Second, it’s worth asking: Who has $50,000 worth of school loans? Not, for the most part, struggling dropouts from state schools. No, large student loan values are heavily associated with professional schools that produce graduates who, on average, go on to be fairly well-compensated.
The single largest source of student loan debt is MBA programs, as Brookings Institution Senior Fellow Adam Looney has noted, and MBA grads average more than $73,000 in earnings their first year out of school. “The five degrees responsible for the most student debt are: MBA, JD, BA in business, BS in nursing, and MD,” Looney wrote in 2020. “That’s one reason why the top 20 percent of earners owe 35 percent of the debt, and why most debt is owed by well-educated individuals.”
Technically, it’s true that well-paid professional school graduates fall into the category of “working people.” But they are not the sort of working people Warren wants you to think of when she uses those words.

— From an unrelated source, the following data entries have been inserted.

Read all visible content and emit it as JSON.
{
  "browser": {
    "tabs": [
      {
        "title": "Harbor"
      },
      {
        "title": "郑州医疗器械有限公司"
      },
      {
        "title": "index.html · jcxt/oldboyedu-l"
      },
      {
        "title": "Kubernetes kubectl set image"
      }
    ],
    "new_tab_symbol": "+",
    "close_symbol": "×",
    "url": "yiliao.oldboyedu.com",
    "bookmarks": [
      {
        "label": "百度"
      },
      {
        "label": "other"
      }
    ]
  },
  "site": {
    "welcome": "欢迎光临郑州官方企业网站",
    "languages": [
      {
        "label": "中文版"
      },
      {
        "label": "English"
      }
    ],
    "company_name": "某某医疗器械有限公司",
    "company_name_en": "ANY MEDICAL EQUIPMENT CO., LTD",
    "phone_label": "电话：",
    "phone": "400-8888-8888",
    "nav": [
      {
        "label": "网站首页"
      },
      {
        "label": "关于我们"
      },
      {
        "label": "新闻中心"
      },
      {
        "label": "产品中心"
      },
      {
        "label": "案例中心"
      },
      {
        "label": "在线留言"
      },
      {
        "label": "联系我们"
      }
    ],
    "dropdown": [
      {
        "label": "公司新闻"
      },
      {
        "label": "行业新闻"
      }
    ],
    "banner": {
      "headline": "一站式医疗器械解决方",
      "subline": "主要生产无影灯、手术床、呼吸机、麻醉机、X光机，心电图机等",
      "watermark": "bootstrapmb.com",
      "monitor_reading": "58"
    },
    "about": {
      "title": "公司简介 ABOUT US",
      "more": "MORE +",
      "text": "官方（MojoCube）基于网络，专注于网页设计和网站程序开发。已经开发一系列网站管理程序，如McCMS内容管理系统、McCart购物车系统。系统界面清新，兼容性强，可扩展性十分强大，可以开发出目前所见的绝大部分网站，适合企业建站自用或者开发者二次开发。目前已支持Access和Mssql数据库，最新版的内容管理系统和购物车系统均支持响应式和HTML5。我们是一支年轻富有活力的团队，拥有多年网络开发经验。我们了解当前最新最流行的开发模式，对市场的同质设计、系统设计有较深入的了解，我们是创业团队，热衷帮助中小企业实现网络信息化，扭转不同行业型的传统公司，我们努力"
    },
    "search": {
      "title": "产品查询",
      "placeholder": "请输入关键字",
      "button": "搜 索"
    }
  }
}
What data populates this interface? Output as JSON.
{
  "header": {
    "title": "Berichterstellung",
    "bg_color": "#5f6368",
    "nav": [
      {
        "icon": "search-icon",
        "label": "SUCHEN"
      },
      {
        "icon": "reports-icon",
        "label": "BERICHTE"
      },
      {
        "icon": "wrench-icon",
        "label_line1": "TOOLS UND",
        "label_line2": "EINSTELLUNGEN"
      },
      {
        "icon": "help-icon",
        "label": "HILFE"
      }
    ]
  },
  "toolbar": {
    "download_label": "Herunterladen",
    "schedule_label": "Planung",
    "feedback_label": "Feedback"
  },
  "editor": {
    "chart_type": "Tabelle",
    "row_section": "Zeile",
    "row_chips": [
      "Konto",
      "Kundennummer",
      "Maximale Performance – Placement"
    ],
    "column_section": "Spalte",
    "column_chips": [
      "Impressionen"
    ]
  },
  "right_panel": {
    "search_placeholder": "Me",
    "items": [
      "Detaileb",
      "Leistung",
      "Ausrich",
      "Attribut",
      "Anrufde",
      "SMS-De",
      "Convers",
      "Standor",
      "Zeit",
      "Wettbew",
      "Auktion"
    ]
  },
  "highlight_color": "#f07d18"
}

What Warren wants, and what Biden appears to be considering, is a massive program of government aid that would disproportionately benefit doctors, lawyers, well-paid medical specialists, and comfortably salaried individuals with advanced business degrees.
But for some reason, you don’t hear Warren and Biden talking about their plan to give huge amounts of money to corporate lawyers and junior associates at hedge funds.
How much money would a program like this cost? Cost, of course, is slightly tricky to define here, since a student loan forgiveness program would not spend money so much as fail to collect it. But a program to forgive $50,000 per borrower would come in at around $950 billion, according to the Committee for a Responsible Federal Budget. This would be in addition to the cost of the current pause on student loan repayment, which has already cost more than $100 billion.
Warren’s pitch for a presidential program to help “working people” is a trillion-dollar bailout for the upper-middle class. They’re just looking out for the little guy.
Here’s another question worth asking that no one involved seems to want answered: Would a unilateral program of debt forgiveness like the one that is apparently under discussion be legal?
Actually, someone did answer that question. Specifically, that question was answered in 2021 by the Office of the General Counsel at the U.S. Department of Education. Lawyers for sprawling government agencies often like to defend the broad powers of their departments, declaring what they legally can do rather than what they legally can’t. So it is noteworthy that the lawyers for the Education Department found that the secretary of education “does not have statutory authority to provide blanket or mass cancellation, compromise, discharge, or forgiveness of student loan principal balances, and/or to materially modify the repayment amounts or terms thereof, whether due to the COVID-19 pandemic or for any other reason.” That sounds like a pretty firm no.
So it’s not just a plan to give huge amounts of money to corporate lawyers and junior associates at hedge funds. It’s an illegal plan to give huge amounts of money to corporate lawyers and junior associates at hedge funds.
In an interview with Politico this week, Warren recycled some of the “delivery” language of her Times op-ed. “If we do deliver,” she said, “if we can get some tangible results that touch people’s lives, then we can go to the polls in November with our heads held high.”
Illegally funneling money to a well-paid, well-off cohort that just happens to vote increasingly for Democrats? Now that’s something a champion of working people can really feel good about.